With that I rolled the carpet up onto one shoulder, gripping the two body bags tightly in one hand, and made my way out to the car. The timing couldn’t have been worse – my elderly neighbor’s head popped over the concrete block wall separating are two back gardens.
“Having a good clear out?”
“Yes June”, I said, trying to sound normal.” You know what it’s like when you move in somewhere new, you just want to make it your own”.
“I know dear”, she nodded, “I’m glad you’re going to be living there now. I didn’t care too much for that lot who were there before. People were always coming and going at strange hours. Very suspicious if you ask me”.
“Thanks June, I appreciate it”.
I didn’t point out that my previous tenants had actually been a nurse and a security guard so that’s probably why they were out at all hours.
She looked suspiciously at my kitchen door as she leaned over the wall to have a better nosey at what I was doing.
“You be careful, young girl like you living on your own. You should have a man helping you with all that heavy lifting. It’s not right. You be careful.”

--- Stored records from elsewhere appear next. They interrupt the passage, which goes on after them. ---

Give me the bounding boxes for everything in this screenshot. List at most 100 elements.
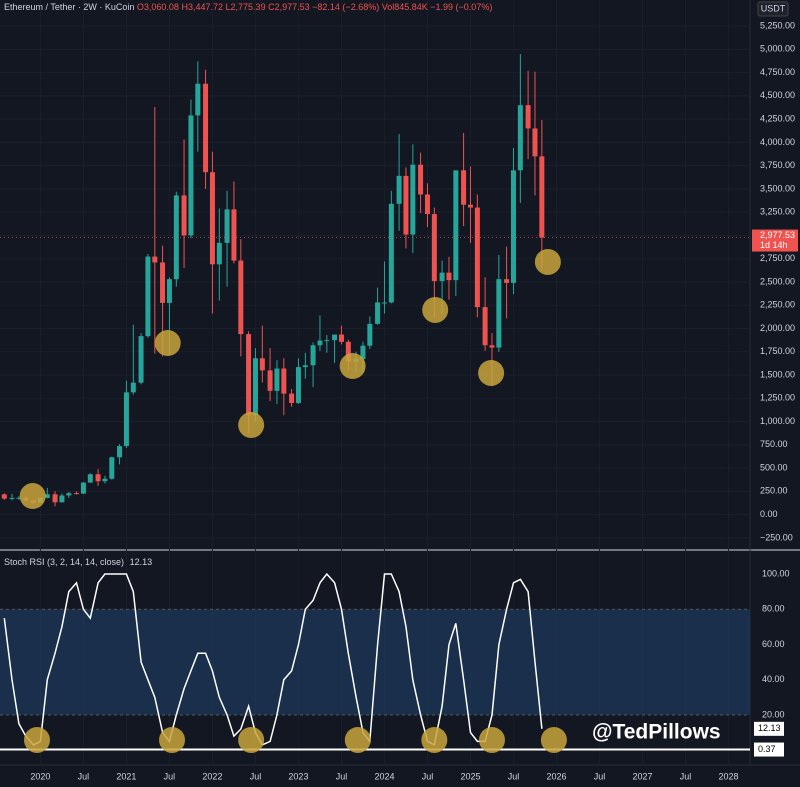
candle-body [295,367,301,403]
candle-body [195,83,201,116]
y-tick-label: 1,250.00 [760,393,795,403]
highlight [421,726,448,753]
y-tick-label: 2,000.00 [760,323,795,333]
candle-body [16,497,22,499]
indicator-tick-label: 60.00 [762,639,785,649]
candle-body [66,493,72,496]
indicator-value: 12.13 [130,557,153,567]
candle-body [238,260,244,335]
candle-body [166,279,172,303]
x-tick-label: 2026 [546,771,566,781]
candle-body [431,214,437,282]
candle-body [246,334,252,416]
ohlc: H3,447.72 [181,2,223,12]
highlight [422,296,449,323]
candle-body [59,495,65,503]
candle-body [9,497,15,499]
y-tick-label: 3,250.00 [760,207,795,217]
watermark: @TedPillows [592,721,721,744]
candle-body [160,262,166,303]
x-tick-label: 2021 [116,771,136,781]
indicator-title: Stoch RSI (3, 2, 14, 14, close) [4,557,124,567]
y-tick-label: 3,750.00 [760,160,795,170]
value-tag [754,721,784,736]
candle-body [489,345,495,348]
last-price-label: 2,977.53 [760,230,795,240]
candle-body [252,358,258,416]
candle-body [324,340,330,342]
y-tick-label: −250.00 [760,532,793,542]
x-tick-label: 2025 [460,771,480,781]
symbol: Ethereum / Tether · 2W · KuCoin [4,2,134,12]
candle-body [117,446,123,458]
candle-body [482,307,488,346]
labels-layer: 2020 Jul 2021 Jul 2022 Jul 2023 Jul 2024 Jul 2025 J… [19,20,798,781]
y-tick-label: 3,500.00 [760,183,795,193]
candle-body [181,195,187,236]
x-tick-label: Jul [508,771,520,781]
candle-body [259,358,265,371]
candle-body [410,164,416,235]
y-tick-label: 5,000.00 [760,44,795,54]
candle-body [274,368,280,391]
marks-layer [0,53,750,751]
highlight [478,359,505,386]
last-price-tag [752,229,798,252]
highlight [339,353,366,380]
candle-body [396,175,402,204]
highlight [23,726,50,753]
x-tick-label: Jul [680,771,692,781]
candle-body [109,457,115,479]
change: −82.14 (−2.68%) [312,2,379,12]
highlight [159,726,186,753]
candle-body [152,256,158,263]
indicator-tick-label: 20.00 [762,709,785,719]
candle-body [102,478,108,482]
candle-body [360,345,366,360]
volume: Vol845.84K −1.99 (−0.07%) [382,2,493,12]
ohlc: L2,775.39 [226,2,266,12]
candle-body [338,334,344,342]
x-tick-label: Jul [422,771,434,781]
candle-body [310,345,316,366]
candle-body [446,272,452,281]
candle-body [367,323,373,346]
y-tick-label: 4,750.00 [760,67,795,77]
highlight [238,726,265,753]
candle-body [388,203,394,303]
chart-header: Ethereum / Tether · 2W · KuCoin O3,060.0… [4,2,492,12]
countdown: 1d 14h [760,240,788,250]
candle-body [504,279,510,283]
overbought-oversold-band [0,609,750,715]
stoch-rsi-line [3,572,543,747]
indicator-tick-label: 40.00 [762,674,785,684]
ohlc: O3,060.08 [137,2,179,12]
indicator-tick-label: 100.00 [762,568,790,578]
candle-body [145,256,151,337]
y-tick-label: 2,500.00 [760,276,795,286]
x-tick-label: Jul [594,771,606,781]
candle-body [510,170,516,283]
highlight [534,248,561,275]
candle-body [525,105,531,129]
candle-body [474,207,480,308]
candle-body [517,105,523,171]
candle-body [87,474,93,483]
y-tick-label: 250.00 [760,486,788,496]
candle-body [123,392,129,447]
candle-body [138,336,144,383]
candle-body [130,382,136,393]
candle-body [302,365,308,368]
highlight [540,726,567,753]
value-tag [754,742,784,757]
candle-body [281,368,287,394]
candle-body [375,302,381,324]
currency: USDT [761,3,786,13]
y-tick-label: 4,250.00 [760,113,795,123]
candle-body [403,175,409,235]
y-tick-label: 2,750.00 [760,253,795,263]
highlight [19,483,46,510]
candle-body [52,494,58,503]
indicator-tick-label: 80.00 [762,604,785,614]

I smiled in an attempt to look like I agreed with her and then made my excuses to leave. I wanted to get to get to the tip, plus the small carpet was surprisingly heavy. I slung my burden into the boot of the car, all the time under the careful inspection of June who was making a very poor attempt at looking like she was actually busy doing other things. Common sense told me that it didn’t actually take that long to sweep fallen leaves off your garden path.
After queuing at the gate for twenty minutes, amidst all the other weekend tip visitors, I finally managed to deposit my waste into one of the oversized, general waste skips.
“Good riddens to bad rubbish” I said, dusting my hands off over the metal barrier surrounding the large metal container. I liberally sprayed fabric deodorizer around the interior of my car as I watched other people dump their bashed up furniture and sacks of waste onto mine, then drove off to a fanfare of impatient car horns behind me.
By the time I finished the drive home, there were already two messages on my voicemail. I filled the kettle with water from the tap, flicked it on and pressed a number on the handset. It took me straight to my messages.
The first was from Tom. He’d called to say that he had everything he needed for my repairs and that all my jobs would be completed by the end of the day. He said he had a set of keys to all the properties so would let himself in if I weren’t around. He also added that he’d managed to get a deal on the glass for the door and the cat flap so all in all it would cost just seventy quid. As he had the carpet anyway he wouldn’t charge me and he’d call the labour costs a Christmas present. He expected to be over within the next few hours.
The second message was from a friend that I hadn’t heard from in a while and one that I half expected not to hear from again. The caller didn’t say his name, or at least I didn’t catch if from the garbled message, but I knew it had to be him because of the accent. I had mixed feelings, half pleased to hear from him and half angry that it had taken him so long to get in touch.
Much of the message sounded distorted by poor signal and background noise, meaning that I caught only every other word, but I could just about make out a person’s name and the words dead. The blood drained from my face, my legs buckled beneath me and I slid down onto the kitchen floor.
When I got to the end of the message there was one word that was crystal clear and sharper than all the rest. It was then that I understood what the caller was trying to tell me. The word was vampire.
My head involuntary hurled forwards and the vomit splattered across the kitchen floor. Great Sophie, one more mess to clear up.